The Fight for Pedestrian Safety
As is our tradition at the end of each year, we are sharing our best content from 2015. This piece, from regular contributor and founding member, Nate Hood, was a popular one this year. In it, Nate outlines and illustrates some of the current design features that make our streets particularly hazardous to pedestrians and cyclists, even in areas that claim to be walkable and bikeable. ~ Rachel Quednau
Getting even modest pedestrian improvements can be an uphill battle. We have a design bias and process that is inherently unfriendly to pedestrians and bicycles. While we've made great strides in the last decade, it's still a constant (and frustrating) battle.
Take a recent incident in Minneapolis as an example; a simple concrete median that protects pedestrians and bicycles is about to be removed. It comes after a dozen community meetings, a lengthy engagement process, broad-based community support, and the backing of local City Council members.
Why is it being removed? Because a guy in Public Works doesn't like it. Apparently cars keep hitting it. And therefore, it must be removed? This may seem like a small deal, but it's not. It's an example of the uphill battle that bike and pedestrians advocates are fighting.
The system - as it is currently structured - is designed at every corner to favor the automobile.
It's so omnipresent that we often forget it exists. I was walking back from the St. Paul Farmer's Market in walkable Lowertown this last weekend and I was stopped in my tracks at the corner of 6th St & Sibley as a car whizzed by.

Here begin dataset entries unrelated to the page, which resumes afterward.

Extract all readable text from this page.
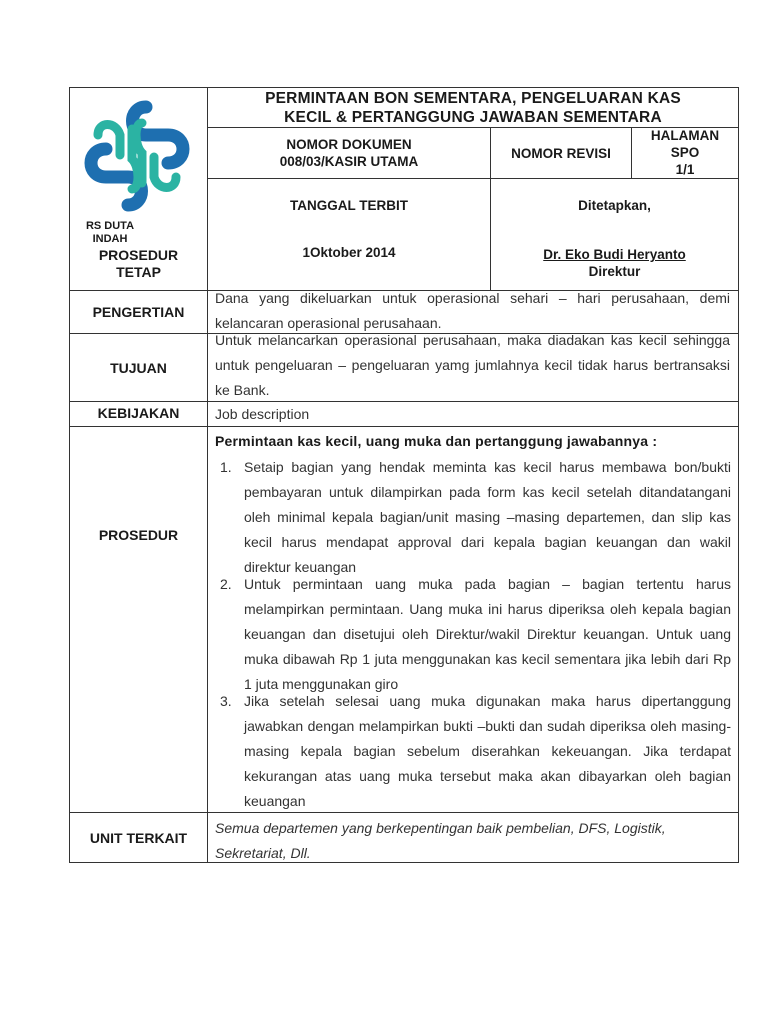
RS DUTA
INDAH
PROSEDUR
TETAP
PERMINTAAN BON SEMENTARA, PENGELUARAN KAS
KECIL & PERTANGGUNG JAWABAN SEMENTARA
NOMOR DOKUMEN
008/03/KASIR UTAMA
NOMOR REVISI
HALAMAN
SPO
1/1
TANGGAL TERBIT
1Oktober 2014
Ditetapkan,
Dr. Eko Budi Heryanto
Direktur
PENGERTIAN
Dana yang dikeluarkan untuk operasional sehari – hari perusahaan, demi kelancaran operasional perusahaan.
TUJUAN
Untuk melancarkan operasional perusahaan, maka diadakan kas kecil sehingga untuk pengeluaran – pengeluaran yamg jumlahnya kecil tidak harus bertransaksi ke Bank.
KEBIJAKAN	Job description
PROSEDUR
Permintaan kas kecil, uang muka dan pertanggung jawabannya :
1. Setaip bagian yang hendak meminta kas kecil harus membawa bon/bukti pembayaran untuk dilampirkan pada form kas kecil setelah ditandatangani oleh minimal kepala bagian/unit masing –masing departemen, dan slip kas kecil harus mendapat approval dari kepala bagian keuangan dan wakil direktur keuangan
2. Untuk permintaan uang muka pada bagian – bagian tertentu harus melampirkan permintaan. Uang muka ini harus diperiksa oleh kepala bagian keuangan dan disetujui oleh Direktur/wakil Direktur keuangan. Untuk uang muka dibawah Rp 1 juta menggunakan kas kecil sementara jika lebih dari Rp 1 juta menggunakan giro
3. Jika setelah selesai uang muka digunakan maka harus dipertanggung jawabkan dengan melampirkan bukti –bukti dan sudah diperiksa oleh masing-masing kepala bagian sebelum diserahkan kekeuangan. Jika terdapat kekurangan atas uang muka tersebut maka akan dibayarkan oleh bagian keuangan
UNIT TERKAIT
Semua departemen yang berkepentingan baik pembelian, DFS, Logistik, Sekretariat, Dll.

For those unfamiliar, this is a great neighborhood that most any urbanist would love. It's mixed-use, dense, has wide sidewalks, on-street parking, outdoor cafe seating, good public spaces, and plenty of eyes on the street. Yet, despite all these gains, there are still plenty of anti-urban transportation hold-outs present in the design.
Problem 1: The Corner
This corner radii was designed not to improve the safety of pedestrians, but to help cars make a right turn without having to slow down. This is a classic example of highway design being imposed on our downtowns and it's omnipresent across America. The goal of a city street should not be to maximize traffic flow.

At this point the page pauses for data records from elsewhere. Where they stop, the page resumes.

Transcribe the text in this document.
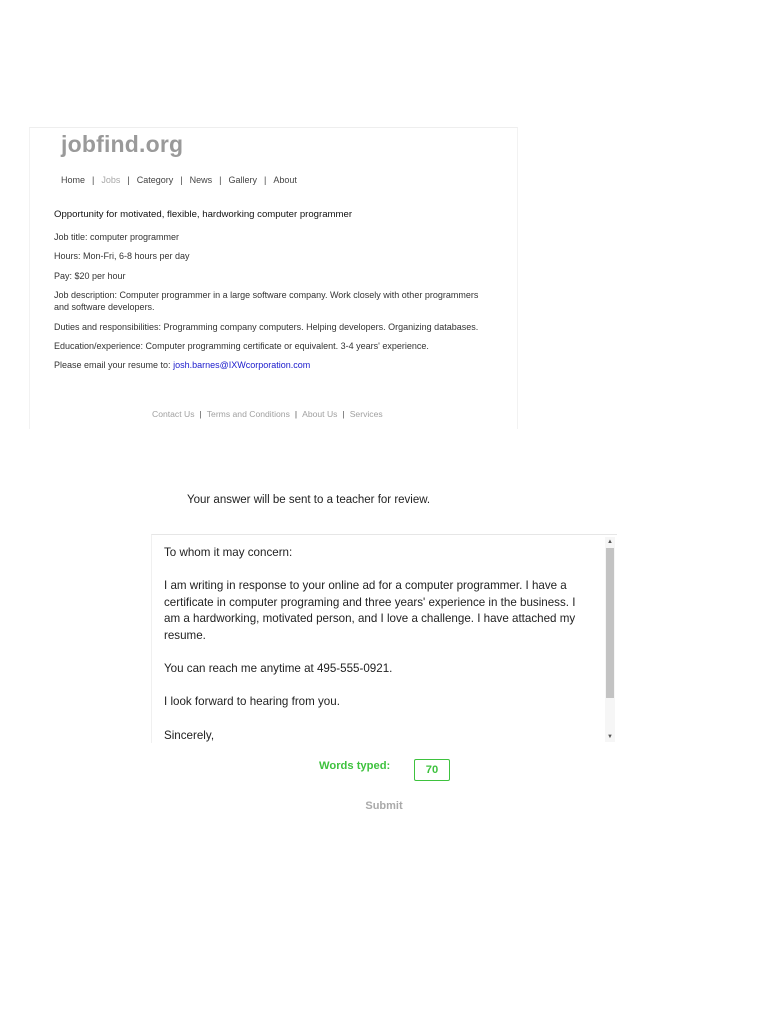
jobfind.org
Home | Jobs | Category | News | Gallery | About
Opportunity for motivated, flexible, hardworking computer programmer

Job title: computer programmer

Hours: Mon-Fri, 6-8 hours per day

Pay: $20 per hour

Job description: Computer programmer in a large software company. Work closely with other programmers and software developers.

Duties and responsibilities: Programming company computers. Helping developers. Organizing databases.

Education/experience: Computer programming certificate or equivalent. 3-4 years' experience.

Please email your resume to: josh.barnes@IXWcorporation.com

Contact Us | Terms and Conditions | About Us | Services

Your answer will be sent to a teacher for review.

To whom it may concern:

I am writing in response to your online ad for a computer programmer. I have a certificate in computer programing and three years' experience in the business. I am a hardworking, motivated person, and I love a challenge. I have attached my resume.

You can reach me anytime at 495-555-0921.

I look forward to hearing from you.

Sincerely,
▲
▼
Words typed:	70
Submit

This is Traffic Calming 101.
When a street has a wider curve, vehicles can move around it much faster. When coupled with one-way streets, this can be even more dangerous.

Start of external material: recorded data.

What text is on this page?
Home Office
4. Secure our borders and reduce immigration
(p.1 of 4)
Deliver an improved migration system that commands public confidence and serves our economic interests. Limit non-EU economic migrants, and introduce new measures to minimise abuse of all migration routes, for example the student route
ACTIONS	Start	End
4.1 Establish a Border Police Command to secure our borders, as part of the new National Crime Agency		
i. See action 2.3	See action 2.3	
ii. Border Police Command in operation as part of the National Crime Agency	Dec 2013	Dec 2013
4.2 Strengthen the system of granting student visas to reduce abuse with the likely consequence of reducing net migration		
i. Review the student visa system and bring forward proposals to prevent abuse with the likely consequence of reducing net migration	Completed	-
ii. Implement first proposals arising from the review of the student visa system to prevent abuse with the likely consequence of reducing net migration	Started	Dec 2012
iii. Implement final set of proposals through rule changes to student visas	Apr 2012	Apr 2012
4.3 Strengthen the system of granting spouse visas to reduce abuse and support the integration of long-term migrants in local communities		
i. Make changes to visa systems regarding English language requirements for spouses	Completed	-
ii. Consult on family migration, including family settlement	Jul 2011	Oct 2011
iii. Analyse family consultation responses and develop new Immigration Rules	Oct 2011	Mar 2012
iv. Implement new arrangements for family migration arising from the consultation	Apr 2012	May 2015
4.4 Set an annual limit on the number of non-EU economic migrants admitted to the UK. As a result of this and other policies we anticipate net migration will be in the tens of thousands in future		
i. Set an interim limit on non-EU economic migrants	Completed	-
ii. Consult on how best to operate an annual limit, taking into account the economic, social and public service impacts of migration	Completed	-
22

Simply reducing corner radius can have a huge impact. This (cheap) design element improves pedestrian safety. It is a very simple, cost-effect way to improve walkability downtown. We need to start designing our downtowns for people, and not as thoroughfares for commuter traffic.
Problem 2: One-way Streets
The verdict is out, and it's been out for a long time. Yet, these multi-lane one-way couplings still exist in most of our downtowns.
I don't like writing about this because it's so obvious. One way streets are bad for everyone except speeding cars. The struggle is that most of our American downtowns are held hostage by a commuter culture. Politicians and traffic engineers are hesitant to disrupt that culture. It's a shame, because they should.
Eric Jaffe at CityLab lists the most obvious reasons:
- Livability: vehicles stop less on one-way streets, which is hard for bikers and pedestrians.
- Navigation: one-way street networks are confusing for drivers, which leads to more vehicle-miles traveled; they also make it tough for bus riders to locate stops for a return trip.
- Safety: speeds tend to be higher on one-way streets, and some studies suggest drivers pay less attention to them because there's no conflicting traffic flow.
- Economics: local businesses believe that two-way streets increase visibility.
One-way streets are a transportation relic that needs to be expelled in almost all cases. We need to value livability, navigation, safety, and economics above the desire to travel fast in an automobile.
Problem 3: Unnecessary Turn Lanes
Every turn lane imposed on the urban environment where it is not needed does three things:
- Increased crossing distance: pedestrians are in the intersection--where they're most likely to be injured--for 10 to 13 more feet.
- Reduced size of sidewalk: creates less space for people to walk or for a business to have outdoor seating
- Eliminates on-street parking: removes an important safety buffer, and each on-street parking space is one that doesn't need to be expensively built off-street.
Again, this is difficult to write about because it's so obvious. The dynamic needs to shift, and it needs to shift quickly.
The intersection I'm describing is actually okay for walkability - when compared to what most American intersections looks like. This is a problem. We shouldn't have a system where these auto-biases are built so ubiquitously. We shouldn't have a system where - after lots of effort and community support - an infrastructure improvement can be overruled because a person at Public Works doesn't like it.
The American transportation system is designed at every corner to favor the automobile, and it's a system that needs to end.